Date of Award

5-2016

Degree Type

Dissertation

Degree Name

Doctor of Philosophy

Major

Higher Education Administration

Major Professor

Patrick J. Biddix

Committee Members

Norma T. Mertz, Dorian L. McCoy, Barbara J. Thayer-Bacon

Abstract

This study’s goal is to give voice to the experiences of one individual: Dr. Ruth Simmons, the first woman president of Brown University and the first African American president of an Ivy League institution. Simmons’ HerStory is a narrative of her becoming rather than being. It is a story of her moving forward. In this study Simmons is permitted to take back her narrative by telling HerStory, in her own words and along with sharing her ethos. HerStory provides insight into and a deep understanding of how Simmons became the president and what shaped her development spanning from her childhood to her presidency at Brown. Simmons’ multiple firsts place her in a unique category and demonstrates the need for more opportunities to be created for African American women to be presidents of four-year PWIs such as Ivy League and doctorate granting institutions.

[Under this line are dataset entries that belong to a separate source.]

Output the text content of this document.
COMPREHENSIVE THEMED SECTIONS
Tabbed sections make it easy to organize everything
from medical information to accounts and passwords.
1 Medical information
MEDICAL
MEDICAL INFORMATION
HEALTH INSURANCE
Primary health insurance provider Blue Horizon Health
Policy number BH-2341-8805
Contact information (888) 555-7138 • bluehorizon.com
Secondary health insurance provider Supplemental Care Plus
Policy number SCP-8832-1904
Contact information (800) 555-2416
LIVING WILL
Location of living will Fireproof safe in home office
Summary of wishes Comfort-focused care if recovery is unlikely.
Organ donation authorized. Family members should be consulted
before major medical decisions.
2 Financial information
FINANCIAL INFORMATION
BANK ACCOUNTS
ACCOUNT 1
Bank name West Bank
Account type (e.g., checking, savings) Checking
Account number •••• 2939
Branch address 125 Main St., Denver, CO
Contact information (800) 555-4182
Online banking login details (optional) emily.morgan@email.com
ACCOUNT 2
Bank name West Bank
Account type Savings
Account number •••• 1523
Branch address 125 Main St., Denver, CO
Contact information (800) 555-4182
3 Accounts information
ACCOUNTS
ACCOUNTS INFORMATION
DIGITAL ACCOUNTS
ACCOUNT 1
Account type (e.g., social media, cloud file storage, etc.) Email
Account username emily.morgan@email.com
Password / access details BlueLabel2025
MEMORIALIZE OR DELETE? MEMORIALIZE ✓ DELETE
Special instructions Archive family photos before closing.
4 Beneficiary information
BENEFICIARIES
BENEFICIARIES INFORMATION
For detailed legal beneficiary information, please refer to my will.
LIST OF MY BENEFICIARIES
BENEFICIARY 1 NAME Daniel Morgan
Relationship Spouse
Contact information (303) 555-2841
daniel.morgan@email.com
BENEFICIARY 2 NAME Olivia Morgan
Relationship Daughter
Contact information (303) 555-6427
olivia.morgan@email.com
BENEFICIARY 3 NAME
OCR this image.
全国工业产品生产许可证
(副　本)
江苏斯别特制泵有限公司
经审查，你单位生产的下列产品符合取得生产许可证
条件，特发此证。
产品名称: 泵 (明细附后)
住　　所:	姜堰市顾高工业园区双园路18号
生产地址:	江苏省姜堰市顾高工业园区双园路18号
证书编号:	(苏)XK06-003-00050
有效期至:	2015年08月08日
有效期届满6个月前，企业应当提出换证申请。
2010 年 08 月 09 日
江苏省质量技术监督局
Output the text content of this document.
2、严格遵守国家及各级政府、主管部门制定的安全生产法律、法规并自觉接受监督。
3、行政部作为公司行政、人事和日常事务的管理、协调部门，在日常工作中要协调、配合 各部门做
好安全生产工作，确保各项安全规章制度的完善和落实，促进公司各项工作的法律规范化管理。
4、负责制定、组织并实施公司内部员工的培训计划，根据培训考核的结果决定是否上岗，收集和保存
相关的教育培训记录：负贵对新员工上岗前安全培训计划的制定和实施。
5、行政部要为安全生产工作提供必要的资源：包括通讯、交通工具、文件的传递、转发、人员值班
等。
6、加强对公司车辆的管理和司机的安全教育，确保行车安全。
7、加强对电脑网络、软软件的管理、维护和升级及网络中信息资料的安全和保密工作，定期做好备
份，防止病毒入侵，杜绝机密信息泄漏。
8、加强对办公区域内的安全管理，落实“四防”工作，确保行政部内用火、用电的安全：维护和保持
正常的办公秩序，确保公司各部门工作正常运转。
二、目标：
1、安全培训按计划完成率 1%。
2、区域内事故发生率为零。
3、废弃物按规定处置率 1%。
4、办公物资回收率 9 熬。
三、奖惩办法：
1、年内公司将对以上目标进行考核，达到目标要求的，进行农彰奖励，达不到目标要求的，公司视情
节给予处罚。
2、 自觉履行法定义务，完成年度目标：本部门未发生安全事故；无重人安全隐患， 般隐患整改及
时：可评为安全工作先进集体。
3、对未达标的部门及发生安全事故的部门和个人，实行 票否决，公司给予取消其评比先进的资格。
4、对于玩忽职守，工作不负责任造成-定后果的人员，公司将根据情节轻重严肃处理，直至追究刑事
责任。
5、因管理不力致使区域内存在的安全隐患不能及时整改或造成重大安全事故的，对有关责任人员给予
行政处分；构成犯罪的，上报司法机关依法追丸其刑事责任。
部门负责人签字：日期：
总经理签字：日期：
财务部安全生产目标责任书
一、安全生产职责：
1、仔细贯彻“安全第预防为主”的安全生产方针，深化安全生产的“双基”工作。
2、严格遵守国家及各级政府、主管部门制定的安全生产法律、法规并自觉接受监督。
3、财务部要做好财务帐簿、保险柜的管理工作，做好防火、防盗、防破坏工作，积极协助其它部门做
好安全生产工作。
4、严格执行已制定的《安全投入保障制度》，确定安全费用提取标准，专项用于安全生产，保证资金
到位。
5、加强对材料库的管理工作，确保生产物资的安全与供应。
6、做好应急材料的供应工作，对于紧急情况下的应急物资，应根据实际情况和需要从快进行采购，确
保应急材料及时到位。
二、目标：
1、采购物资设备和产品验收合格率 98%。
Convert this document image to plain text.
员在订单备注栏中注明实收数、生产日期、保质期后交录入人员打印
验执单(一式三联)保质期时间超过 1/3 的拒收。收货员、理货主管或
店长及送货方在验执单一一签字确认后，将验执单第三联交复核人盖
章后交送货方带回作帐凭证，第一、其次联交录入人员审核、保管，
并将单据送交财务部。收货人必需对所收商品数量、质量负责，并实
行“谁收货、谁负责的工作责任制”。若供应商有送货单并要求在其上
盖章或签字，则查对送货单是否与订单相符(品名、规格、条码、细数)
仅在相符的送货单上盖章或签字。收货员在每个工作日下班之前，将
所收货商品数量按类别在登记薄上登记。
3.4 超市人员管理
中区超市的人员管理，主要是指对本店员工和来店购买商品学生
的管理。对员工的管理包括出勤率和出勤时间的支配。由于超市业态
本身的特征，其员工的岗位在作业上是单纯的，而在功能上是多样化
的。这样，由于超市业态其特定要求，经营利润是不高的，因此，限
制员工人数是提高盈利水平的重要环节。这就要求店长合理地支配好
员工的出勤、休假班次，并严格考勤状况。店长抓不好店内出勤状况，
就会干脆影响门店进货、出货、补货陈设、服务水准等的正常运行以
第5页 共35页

Simmons is an activist, change agent, and transformational leader. Black feminism was used as a lens to examine Simmons’ HerStory while applying Few, Stephens and Rouse-Arnett’s (2003) three dimensions of power that empower women, personal, interpersonal and institutional. These themes describe ways in which others empowered Simmons, and how Simmons empowered herself and others, as well as society on her journey to the presidency.